Depuis cette date, le milicien s’est arrogé le contrôle du Mont Péko en
dépossédant de leurs terres les propriétaires fonciers guérés, autochtones de
la zone, après la crise politico-militaire de 2002.
Amadé
Ouérémi a également combattu aux côtés des Forces nouvelles d’Alassane Ouattara
durant la crise post-électorale de 2011. Depuis, il était recherché pour crimes
contre l’humanité. Le chef de guerre est accusé d’avoir fait tuer près de 800
personnes à Duékoué. En mai 2013, FRANCE 24 diffusait des images de son
arrestation musclée.
Mais
l’arrestation de Ouérémi n’a pas permis de rétablir l’ordre dans le Mont Péko :
les montagnes sont toujours une zone de non droit et les exploitations
illégales se poursuivent. En juillet, le ministre de la Défense avait donné
trois mois aux occupants pour quitter la zone. La semaine dernière, le
responsable de l’autorité du désarmement, de la démobilisation et de la
réinsertion (ADDR) exhortait les occupants du parc à « sortir sans
opposition » en promettant que ceux qui déposeraient leurs armes ne
« seraient pas laissés pour compte ». À la fin du mois de septembre,
une opération de ratissage du Mont Péko par l’armée ivoirienne devrait avoir
lieu.
Selon les
estimations de la presse ivoirienne, 30 000 personnes occuperaient illégalement
des campements dans la forêt du Mont Peko.
Des enfants d'origine burkinabè travaillent dans des plantations illégales du mont Péko. |
« Ces enfants sont piégés
Ils ont très peu de chance de s’en sortir »
Marius (pseudonyme) s’est rendu dans le Mont Péko où il a rencontré des enfants qui travaillent dans des exploitations illégales de cacao : « J’ai visité plusieurs campements informels, notamment celui de Sokroini, et je peux affirmer que 90% des gens là-bas sont des enfants et des jeunes hommes âgés entre 11 et 20 ans. Les plus jeunes que j’ai rencontrés avaient même 8 ou 9 ans. Ils sont tous burkinabès, originaires de ville comme Bobo-Dioulasso ou Koudougou au Burkina Faso, d’où viennent aussi les chefs de milice qui organisent les trafics dans ces campements. D’autres enfants vivaient dans le sud-ouest de la Côte d’Ivoire, notamment à Soubré, où vit une importante communauté burkinabé.
La plupart de ces enfants ne savent même pas pour
qui ils travaillent.

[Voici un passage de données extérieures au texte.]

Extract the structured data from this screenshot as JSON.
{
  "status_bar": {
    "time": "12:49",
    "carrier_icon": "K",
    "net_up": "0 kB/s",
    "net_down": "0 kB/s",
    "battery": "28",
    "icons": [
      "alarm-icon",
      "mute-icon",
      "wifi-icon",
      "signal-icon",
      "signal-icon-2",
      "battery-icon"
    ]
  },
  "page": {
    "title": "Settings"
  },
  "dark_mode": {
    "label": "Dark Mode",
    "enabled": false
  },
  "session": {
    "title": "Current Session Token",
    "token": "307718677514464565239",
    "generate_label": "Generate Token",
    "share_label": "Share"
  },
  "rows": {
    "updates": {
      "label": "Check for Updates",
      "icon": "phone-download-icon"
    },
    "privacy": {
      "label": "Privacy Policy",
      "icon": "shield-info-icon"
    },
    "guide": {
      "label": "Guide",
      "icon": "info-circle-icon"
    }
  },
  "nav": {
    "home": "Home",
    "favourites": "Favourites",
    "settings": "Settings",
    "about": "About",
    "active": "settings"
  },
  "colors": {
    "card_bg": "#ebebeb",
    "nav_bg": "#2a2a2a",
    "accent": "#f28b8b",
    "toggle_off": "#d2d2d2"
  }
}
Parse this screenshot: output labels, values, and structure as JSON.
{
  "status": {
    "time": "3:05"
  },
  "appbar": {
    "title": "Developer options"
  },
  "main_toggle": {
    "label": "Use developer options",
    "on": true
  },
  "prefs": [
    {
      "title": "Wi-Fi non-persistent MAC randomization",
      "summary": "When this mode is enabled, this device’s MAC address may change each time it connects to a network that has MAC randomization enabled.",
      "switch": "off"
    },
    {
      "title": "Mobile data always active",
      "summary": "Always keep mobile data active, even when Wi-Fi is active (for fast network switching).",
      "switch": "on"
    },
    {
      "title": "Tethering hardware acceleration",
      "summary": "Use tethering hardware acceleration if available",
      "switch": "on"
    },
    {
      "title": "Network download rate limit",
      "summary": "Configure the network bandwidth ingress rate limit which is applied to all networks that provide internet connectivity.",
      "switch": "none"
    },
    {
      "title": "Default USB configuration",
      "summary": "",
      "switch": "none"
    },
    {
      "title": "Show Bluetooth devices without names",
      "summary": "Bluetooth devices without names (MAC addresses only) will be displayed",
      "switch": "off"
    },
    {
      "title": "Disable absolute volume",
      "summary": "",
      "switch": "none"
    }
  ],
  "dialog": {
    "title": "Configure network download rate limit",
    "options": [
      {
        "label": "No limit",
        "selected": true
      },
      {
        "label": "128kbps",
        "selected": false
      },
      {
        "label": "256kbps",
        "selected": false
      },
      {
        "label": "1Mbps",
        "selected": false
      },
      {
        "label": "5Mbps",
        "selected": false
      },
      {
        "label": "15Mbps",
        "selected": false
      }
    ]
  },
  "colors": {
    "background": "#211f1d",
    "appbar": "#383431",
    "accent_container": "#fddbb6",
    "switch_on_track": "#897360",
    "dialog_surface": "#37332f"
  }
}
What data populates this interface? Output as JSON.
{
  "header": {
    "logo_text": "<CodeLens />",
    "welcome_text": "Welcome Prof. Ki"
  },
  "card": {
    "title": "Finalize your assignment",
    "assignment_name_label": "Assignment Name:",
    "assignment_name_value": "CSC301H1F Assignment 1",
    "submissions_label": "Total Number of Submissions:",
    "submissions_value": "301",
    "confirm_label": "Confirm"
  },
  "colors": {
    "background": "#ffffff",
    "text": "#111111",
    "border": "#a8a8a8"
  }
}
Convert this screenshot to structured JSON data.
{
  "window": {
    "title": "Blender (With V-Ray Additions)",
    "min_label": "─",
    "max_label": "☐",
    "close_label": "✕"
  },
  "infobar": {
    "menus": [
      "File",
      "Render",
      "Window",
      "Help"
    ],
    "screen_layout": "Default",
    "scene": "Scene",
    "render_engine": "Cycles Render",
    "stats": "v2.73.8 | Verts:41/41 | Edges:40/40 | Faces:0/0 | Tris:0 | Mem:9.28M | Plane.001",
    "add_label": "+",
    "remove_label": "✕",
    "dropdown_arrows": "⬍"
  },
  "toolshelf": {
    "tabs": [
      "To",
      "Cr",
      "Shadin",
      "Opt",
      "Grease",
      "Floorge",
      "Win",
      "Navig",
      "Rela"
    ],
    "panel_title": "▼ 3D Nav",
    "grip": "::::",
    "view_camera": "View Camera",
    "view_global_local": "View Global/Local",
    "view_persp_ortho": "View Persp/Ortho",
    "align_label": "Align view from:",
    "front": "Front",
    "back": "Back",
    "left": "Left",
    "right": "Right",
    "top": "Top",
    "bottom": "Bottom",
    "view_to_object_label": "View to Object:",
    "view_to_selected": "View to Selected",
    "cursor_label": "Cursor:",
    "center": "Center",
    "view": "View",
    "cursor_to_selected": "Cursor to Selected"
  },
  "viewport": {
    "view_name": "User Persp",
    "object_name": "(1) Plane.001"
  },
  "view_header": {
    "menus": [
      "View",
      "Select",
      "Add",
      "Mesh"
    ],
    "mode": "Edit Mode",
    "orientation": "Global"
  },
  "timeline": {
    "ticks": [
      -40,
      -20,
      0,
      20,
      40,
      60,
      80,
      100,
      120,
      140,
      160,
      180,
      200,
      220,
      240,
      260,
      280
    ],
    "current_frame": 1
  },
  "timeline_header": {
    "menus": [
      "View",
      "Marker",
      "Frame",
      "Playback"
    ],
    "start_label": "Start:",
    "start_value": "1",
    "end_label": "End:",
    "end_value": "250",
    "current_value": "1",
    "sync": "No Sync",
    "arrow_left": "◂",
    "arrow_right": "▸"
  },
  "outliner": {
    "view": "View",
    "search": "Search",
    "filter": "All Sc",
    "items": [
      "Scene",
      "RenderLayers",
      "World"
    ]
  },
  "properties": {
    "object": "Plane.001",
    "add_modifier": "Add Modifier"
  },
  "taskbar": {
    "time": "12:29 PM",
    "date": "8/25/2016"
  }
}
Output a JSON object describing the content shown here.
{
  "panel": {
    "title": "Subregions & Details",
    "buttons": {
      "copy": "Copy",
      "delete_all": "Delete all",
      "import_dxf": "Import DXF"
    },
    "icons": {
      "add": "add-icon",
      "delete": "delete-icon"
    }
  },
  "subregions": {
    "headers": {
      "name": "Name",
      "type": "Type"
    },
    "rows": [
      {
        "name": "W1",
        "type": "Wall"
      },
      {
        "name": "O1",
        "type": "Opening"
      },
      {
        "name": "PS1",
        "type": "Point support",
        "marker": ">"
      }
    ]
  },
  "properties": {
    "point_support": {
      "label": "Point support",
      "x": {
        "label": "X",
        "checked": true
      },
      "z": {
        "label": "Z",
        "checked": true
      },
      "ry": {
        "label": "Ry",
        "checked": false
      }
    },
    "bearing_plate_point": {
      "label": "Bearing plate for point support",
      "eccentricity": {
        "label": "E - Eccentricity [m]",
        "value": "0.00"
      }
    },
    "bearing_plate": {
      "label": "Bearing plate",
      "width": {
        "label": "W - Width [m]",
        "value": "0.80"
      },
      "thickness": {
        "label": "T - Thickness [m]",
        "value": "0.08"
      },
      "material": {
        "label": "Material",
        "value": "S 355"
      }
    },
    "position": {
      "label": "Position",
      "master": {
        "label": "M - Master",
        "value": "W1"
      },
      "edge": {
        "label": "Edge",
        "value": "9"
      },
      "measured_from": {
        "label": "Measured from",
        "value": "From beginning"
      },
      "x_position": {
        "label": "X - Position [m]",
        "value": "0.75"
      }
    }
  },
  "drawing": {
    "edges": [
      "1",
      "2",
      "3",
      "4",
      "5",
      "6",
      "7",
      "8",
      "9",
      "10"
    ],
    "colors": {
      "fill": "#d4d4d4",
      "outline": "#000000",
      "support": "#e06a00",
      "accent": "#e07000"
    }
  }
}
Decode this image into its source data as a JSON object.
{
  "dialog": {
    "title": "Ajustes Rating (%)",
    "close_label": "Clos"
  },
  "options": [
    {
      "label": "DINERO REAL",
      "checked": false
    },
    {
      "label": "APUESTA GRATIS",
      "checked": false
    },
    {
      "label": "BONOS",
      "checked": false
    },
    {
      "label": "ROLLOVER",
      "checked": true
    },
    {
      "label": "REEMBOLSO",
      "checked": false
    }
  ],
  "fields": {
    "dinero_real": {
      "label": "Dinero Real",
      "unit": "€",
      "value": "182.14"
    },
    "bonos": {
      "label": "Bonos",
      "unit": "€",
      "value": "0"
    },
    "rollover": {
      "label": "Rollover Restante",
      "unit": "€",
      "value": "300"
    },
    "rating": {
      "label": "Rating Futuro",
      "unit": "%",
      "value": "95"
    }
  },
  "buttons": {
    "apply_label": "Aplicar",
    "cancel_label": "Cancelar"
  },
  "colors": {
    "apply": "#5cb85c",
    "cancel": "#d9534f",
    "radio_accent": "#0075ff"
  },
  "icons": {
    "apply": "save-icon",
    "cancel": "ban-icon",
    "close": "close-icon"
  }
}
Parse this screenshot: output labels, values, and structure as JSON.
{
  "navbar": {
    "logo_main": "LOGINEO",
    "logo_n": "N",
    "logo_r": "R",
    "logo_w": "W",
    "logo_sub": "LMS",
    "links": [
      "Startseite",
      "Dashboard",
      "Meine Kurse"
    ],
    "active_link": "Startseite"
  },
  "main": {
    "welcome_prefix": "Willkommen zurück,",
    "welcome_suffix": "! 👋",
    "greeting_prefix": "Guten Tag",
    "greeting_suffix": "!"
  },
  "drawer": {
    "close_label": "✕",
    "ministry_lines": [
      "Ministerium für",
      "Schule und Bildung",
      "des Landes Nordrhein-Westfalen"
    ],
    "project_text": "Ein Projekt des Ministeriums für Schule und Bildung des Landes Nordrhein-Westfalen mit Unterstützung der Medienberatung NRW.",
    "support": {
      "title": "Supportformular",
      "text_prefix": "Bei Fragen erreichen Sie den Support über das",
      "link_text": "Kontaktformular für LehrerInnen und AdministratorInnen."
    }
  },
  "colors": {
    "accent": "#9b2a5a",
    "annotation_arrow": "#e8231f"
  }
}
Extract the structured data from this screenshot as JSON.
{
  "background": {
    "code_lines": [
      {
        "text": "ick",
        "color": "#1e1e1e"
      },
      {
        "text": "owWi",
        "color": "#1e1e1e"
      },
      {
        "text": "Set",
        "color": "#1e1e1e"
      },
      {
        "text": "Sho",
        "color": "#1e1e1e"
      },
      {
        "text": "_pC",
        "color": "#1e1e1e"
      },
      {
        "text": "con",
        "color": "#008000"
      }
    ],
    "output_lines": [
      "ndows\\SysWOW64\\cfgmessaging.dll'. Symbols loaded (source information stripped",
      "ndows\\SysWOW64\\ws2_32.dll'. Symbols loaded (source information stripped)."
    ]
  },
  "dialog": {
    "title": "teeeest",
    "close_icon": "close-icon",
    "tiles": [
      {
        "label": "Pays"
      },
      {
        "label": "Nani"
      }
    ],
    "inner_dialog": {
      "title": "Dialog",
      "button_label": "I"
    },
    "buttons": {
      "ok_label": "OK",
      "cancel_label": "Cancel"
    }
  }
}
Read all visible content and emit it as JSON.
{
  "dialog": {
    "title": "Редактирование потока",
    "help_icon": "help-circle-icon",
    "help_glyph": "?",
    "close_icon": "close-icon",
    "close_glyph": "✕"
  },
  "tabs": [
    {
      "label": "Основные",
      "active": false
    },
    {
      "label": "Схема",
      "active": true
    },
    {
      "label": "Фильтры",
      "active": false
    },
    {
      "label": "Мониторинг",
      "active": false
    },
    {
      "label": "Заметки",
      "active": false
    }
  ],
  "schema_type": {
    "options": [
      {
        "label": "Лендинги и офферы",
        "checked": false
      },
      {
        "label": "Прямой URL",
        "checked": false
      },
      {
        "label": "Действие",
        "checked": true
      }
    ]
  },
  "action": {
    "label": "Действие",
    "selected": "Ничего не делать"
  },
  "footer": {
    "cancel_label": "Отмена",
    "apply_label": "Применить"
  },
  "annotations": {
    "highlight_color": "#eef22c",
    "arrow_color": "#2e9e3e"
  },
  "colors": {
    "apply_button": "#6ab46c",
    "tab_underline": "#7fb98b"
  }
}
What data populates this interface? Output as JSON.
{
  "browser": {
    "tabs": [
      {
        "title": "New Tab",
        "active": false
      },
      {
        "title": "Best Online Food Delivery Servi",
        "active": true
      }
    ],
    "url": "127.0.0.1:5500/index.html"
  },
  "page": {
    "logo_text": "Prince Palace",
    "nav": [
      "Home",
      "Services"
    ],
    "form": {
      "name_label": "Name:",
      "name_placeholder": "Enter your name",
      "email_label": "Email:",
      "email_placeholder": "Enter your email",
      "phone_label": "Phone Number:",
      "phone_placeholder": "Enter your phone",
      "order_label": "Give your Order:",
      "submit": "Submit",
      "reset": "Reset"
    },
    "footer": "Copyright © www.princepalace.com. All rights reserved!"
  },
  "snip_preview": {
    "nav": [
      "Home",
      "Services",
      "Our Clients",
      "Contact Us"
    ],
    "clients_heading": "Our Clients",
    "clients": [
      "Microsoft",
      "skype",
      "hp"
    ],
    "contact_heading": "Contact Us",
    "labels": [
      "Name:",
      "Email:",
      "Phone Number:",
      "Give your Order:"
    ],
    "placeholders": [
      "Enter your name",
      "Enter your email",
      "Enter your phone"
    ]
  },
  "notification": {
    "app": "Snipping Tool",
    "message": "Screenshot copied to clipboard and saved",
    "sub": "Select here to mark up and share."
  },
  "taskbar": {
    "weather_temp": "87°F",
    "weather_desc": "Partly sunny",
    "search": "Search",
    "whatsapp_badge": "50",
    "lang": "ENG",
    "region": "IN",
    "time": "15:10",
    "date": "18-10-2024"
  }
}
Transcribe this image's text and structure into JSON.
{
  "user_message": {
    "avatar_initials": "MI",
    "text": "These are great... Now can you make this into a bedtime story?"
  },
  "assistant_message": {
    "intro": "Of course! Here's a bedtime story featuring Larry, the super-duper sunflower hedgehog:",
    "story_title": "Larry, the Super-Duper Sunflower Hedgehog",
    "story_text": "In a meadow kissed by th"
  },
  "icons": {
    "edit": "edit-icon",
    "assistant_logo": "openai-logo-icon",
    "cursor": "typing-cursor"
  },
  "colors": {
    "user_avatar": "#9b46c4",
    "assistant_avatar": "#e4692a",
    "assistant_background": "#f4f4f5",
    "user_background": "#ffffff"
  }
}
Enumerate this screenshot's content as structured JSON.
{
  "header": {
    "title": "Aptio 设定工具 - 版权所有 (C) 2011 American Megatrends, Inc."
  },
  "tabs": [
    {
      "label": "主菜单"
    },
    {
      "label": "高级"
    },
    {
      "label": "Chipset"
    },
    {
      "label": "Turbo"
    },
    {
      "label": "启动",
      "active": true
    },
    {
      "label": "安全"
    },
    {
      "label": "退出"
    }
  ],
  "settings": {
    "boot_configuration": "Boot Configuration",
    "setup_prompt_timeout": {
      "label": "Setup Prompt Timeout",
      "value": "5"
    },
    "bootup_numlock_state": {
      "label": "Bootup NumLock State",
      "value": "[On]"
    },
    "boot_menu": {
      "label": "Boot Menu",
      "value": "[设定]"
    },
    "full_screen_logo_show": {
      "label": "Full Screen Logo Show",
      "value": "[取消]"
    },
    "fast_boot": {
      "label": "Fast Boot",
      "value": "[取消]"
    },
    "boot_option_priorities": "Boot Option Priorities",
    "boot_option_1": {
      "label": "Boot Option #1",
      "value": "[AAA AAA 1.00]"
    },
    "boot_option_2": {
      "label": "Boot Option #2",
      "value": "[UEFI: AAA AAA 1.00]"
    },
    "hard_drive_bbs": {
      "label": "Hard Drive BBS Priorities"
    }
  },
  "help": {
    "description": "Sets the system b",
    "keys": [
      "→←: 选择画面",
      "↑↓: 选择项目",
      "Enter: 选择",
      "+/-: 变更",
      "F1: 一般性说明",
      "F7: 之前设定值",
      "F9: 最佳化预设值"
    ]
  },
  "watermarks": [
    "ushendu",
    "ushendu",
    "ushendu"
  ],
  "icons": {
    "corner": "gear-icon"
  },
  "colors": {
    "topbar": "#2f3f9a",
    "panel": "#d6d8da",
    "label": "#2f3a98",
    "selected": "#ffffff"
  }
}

Selon les miliciens sur place, ce sont des hommes
d’affaires burkinabès qui ont fait fortune dans le cacao et qui avaient négocié
avec Amadé Ouérémi la mise en place de ce trafic. Les hommes de Ouérémi vont
chercher les orphelins dans les rues du Burkina ou font miroiter aux parents
des retombées financières importantes pour les emmener.
Le travail des enfants, c’est de cueillir le cacao
et de le transporter dans des gros paniers à travers des routes impraticables.
D’autres sont également employés pour récupérer l’hévéa qui sert à faire le
caoutchouc. C’est une zone de montagne, les pentes sont abruptes. Ils
parcourent jusqu’à 40 kilomètres avec des grands paniers remplis de leur
récolte sur leur tête.
Lorsque je suis arrivé dans le campement, j’ai vu
que beaucoup d’entre eux avaient leur machette, des outils que des enfants si
jeunes ne devraient pas manier. Les miliciens leur ont rapidement confisqué
leurs outils et on fait semblant de les réprimander, en disant qu’ils n’avaient
pas à jouer avec ça. Ils ne veulent pas qu’on sache qu’ils font travailler des
enfants.
J’ai réussi à parler à des enfants en les emmenant
un peu à l’écart. Les plus anciens sont là depuis 2005 et n’ont pas vu autre
chose que le Mont Péko depuis huit ans. Ils sont coupés du monde, ne vont
évidemment pas à l’école. Leur salaire varie selon l’âge, mais un garçon de 14
ans gagne en moyenne entre 75 000 et 100 000 francs CFA (entre 114 et 152
euros) par année de travail. Pour eux, c’est une fortune, ils n’ont pas la
notion de l’argent. Ceux qui sont dans le business depuis longtemps ont eu une "promotion
sociale" et sont parfois propriétaires de plantation.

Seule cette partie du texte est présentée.